Przybyły na zaproszenie Stalina. Inwazja z Rosji coraz bliżej nas
Eksperci alarmują, że "czerwona armia" Stalina zbliża się do Polski. Chodzi o gatunek ogromnych i bardzo inwazyjnych krabów, które sieją spustoszenie pod wodą wszędzie tam, gdzie dotrą. Zostały sprowadzone do Europy, by pomóc w walce z głodem. Teraz same pochłaniają to, co spotkają na drodze.
Czerwony krab królewski, zwany krabem kamczackim, a nieoficjalnie krabem Stalina, jeszcze nie doszedł do wód Bałtyku, ale każdego kolejnego roku zbliża się do nas średnio o 50 kilometrów. Według przewidywań ekspertów do naszej części Europy może dotrzeć nawet za kilkanaście, lub wręcz kilka, lat.

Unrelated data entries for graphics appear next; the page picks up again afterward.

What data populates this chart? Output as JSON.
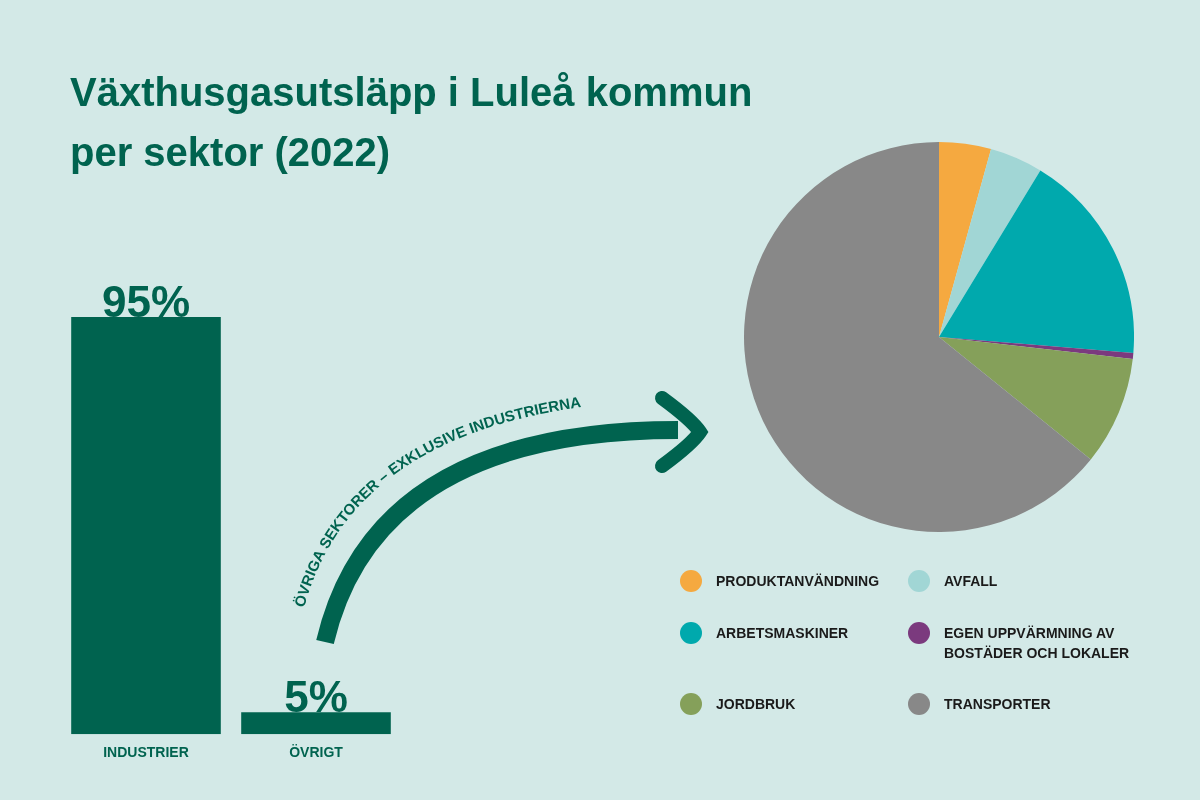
{
  "chart_data": [
    {
      "type": "bar",
      "title": "Växthusgasutsläpp i Luleå kommun per sektor (2022)",
      "categories": [
        "INDUSTRIER",
        "ÖVRIGT"
      ],
      "values": [
        95,
        5
      ],
      "value_labels": [
        "95%",
        "5%"
      ],
      "color": "#00634f",
      "annotations": [
        "ÖVRIGA SEKTORER – EXKLUSIVE INDUSTRIERNA"
      ]
    },
    {
      "type": "pie",
      "categories": [
        "PRODUKTANVÄNDNING",
        "AVFALL",
        "ARBETSMASKINER",
        "EGEN UPPVÄRMNING AV BOSTÄDER OCH LOKALER",
        "JORDBRUK",
        "TRANSPORTER"
      ],
      "values": [
        4.3,
        4.4,
        17.6,
        0.5,
        9.0,
        64.2
      ],
      "colors": [
        "#f5a940",
        "#a1d6d5",
        "#00a9ad",
        "#7b3a7e",
        "#85a05a",
        "#888888"
      ],
      "legend": "bottom"
    }
  ]
}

Miał być lekarstwem na głód
Ten inwazyjny gatunek kraba został sprowadzony do Europy w latach 60. XX wieku, choć pomysł zrodził się mniej więcej 30 lat wcześniej w głowie Józefa Stalina. Chciał on w ten sposób "zniwelować problem głodu" w kraju. Tysiące krabów trafiło do pociągu, którym przewieziono je z Władywostoku na Półwysep Kolski. Ze względu na niekorzystne dla zwierząt warunki transportu kraby nie przeżyły trudów podróży. Dopiero w drugiej próbie udało się bezpiecznie dowieźć żywy ładunek do miejsca docelowego, gdzie dość szybko się zadomowiły. Szybko też pokazały, że pomysł z ich przeprowadzką nie był przemyślany.
Inwazja czerwonych krabów
Kraby królewskie nie bez powodu są cenione za swój smak. To również gratka dla rybaków, którzy często z połowu tego gatunku czerpią spore profity. Skorupiaki te są wyjątkowo duże - rozpiętość nóg może wynosić nawet 1,8 metra, ciężar ciała z kolei dochodzi do 12 kilogramów. Jednak jest też druga strona medalu. Gatunek ten jest poważnym zagrożeniem dla ekosystemu, gdyż jest bardzo inwazyjny. W Bałtyku mogłyby rozmnażać się bez przeszkód, gdyż żaden inny gatunek im nie zagraża.
Warto zaznaczyć, że choć powszechnie wiadomo o inwazyjnym charakterze krabów Stalina, to jednak walka ze skorupiakami nie wszystkim jest tak do końca na rękę - właśnie ze względu na walory smakowe oraz na potencjalny zarobek z ich połowu.
W tym roku gatunek dotarł do wód brytyjskich, o czym poinformowali rybacy z Yorkshire.
Czerwone kraby królewskie preferują jednak chłodne i czyste wody, co może stanowić dla nich przeszkodę przed osiedleniem się w Bałtyku.